Its a common mistake according to American author Lois Frankel whose 2004 bestseller Nice Girls Don’t Get the Corner Office was updated last year.

Frankel argues women need to overcome the “nice girl syndrome” but contrary to the straw man argument usually used to criticise Frankel’s book and Lean In, that doesn’t mean acting like a man or becoming “mean and nasty”.

Smith-Gander says women need to adopt “different tactics” to win pay rises.

Ask for transparency,” is her advice.

Ask how the salary system really works, ask for some guidance and work out where you are positioned and how progress will occur,” Smith-Gander told ABC’s Radio National on Thursday.

And one lesson women can learn from men is to seek out supporters, not mentors, she says.

Women tend to like mentors. They want people to tell them how they can prepare themselves and how they can be better and ready for a job. Men on the other hand like supporters,” Smith-Gander says.

Men understand that promotion decisions are risky because if you promote someone and they don’t succeed that can definitely have a back-firing effect on your career, so you want to de-risk that,” she says. “You want someone to say, ‘oh no, Fred is fantastic, he can do this job, you want to hear that support as a hiring manager. So men seem to innately know to ask for support, more often than they ask for mentorship.”

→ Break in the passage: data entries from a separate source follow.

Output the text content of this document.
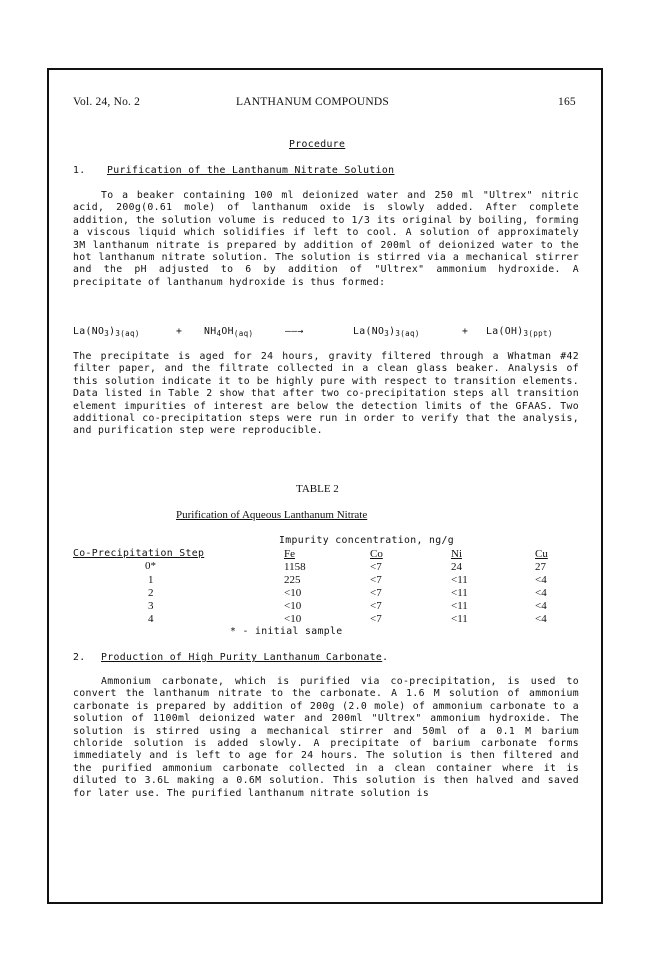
Vol. 24, No. 2	LANTHANUM COMPOUNDS	165
Procedure
1. Purification of the Lanthanum Nitrate Solution

To a beaker containing 100 ml deionized water and 250 ml "Ultrex" nitric acid, 200g(0.61 mole) of lanthanum oxide is slowly added. After complete addition, the solution volume is reduced to 1/3 its original by boiling, forming a viscous liquid which solidifies if left to cool. A solution of approximately 3M lanthanum nitrate is prepared by addition of 200ml of deionized water to the hot lanthanum nitrate solution. The solution is stirred via a mechanical stirrer and the pH adjusted to 6 by addition of "Ultrex" ammonium hydroxide. A precipitate of lanthanum hydroxide is thus formed:

$La(NO_3)_{3(aq)}$	+ $NH_4OH_{(aq)}$	——→	$La(NO_3)_{3(aq)}$	+ $La(OH)_{3(ppt)}$

The precipitate is aged for 24 hours, gravity filtered through a Whatman #42 filter paper, and the filtrate collected in a clean glass beaker. Analysis of this solution indicate it to be highly pure with respect to transition elements. Data listed in Table 2 show that after two co-precipitation steps all transition element impurities of interest are below the detection limits of the GFAAS. Two additional co-precipitation steps were run in order to verify that the analysis, and purification step were reproducible.

TABLE 2
Purification of Aqueous Lanthanum Nitrate
Impurity concentration, ng/g
Co-Precipitation Step	Fe	Co	Ni	Cu
0*	1158	<7	24	27
1	225	<7	<11	<4
2	<10	<7	<11	<4
3	<10	<7	<11	<4
4	<10	<7	<11	<4
* - initial sample
2. Production of High Purity Lanthanum Carbonate.

Ammonium carbonate, which is purified via co-precipitation, is used to convert the lanthanum nitrate to the carbonate. A 1.6 M solution of ammonium carbonate is prepared by addition of 200g (2.0 mole) of ammonium carbonate to a solution of 1100ml deionized water and 200ml "Ultrex" ammonium hydroxide. The solution is stirred using a mechanical stirrer and 50ml of a 0.1 M barium chloride solution is added slowly. A precipitate of barium carbonate forms immediately and is left to age for 24 hours. The solution is then filtered and the purified ammonium carbonate collected in a clean container where it is diluted to 3.6L making a 0.6M solution. This solution is then halved and saved for later use. The purified lanthanum nitrate solution is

Learning to speak up has obviously worked for Smith-Gander. The new president of Chief Executive Women remembers reversing the tables on the boys club when she called head hunters Egon Zehnder to seek a board seat on the NBN board, where she was appointed and rose to deputy chair.

I picked up the phone to Egon Zehnder and said `I have read in the paper that the board is looking for directors, so why haven’t you rung me?’.”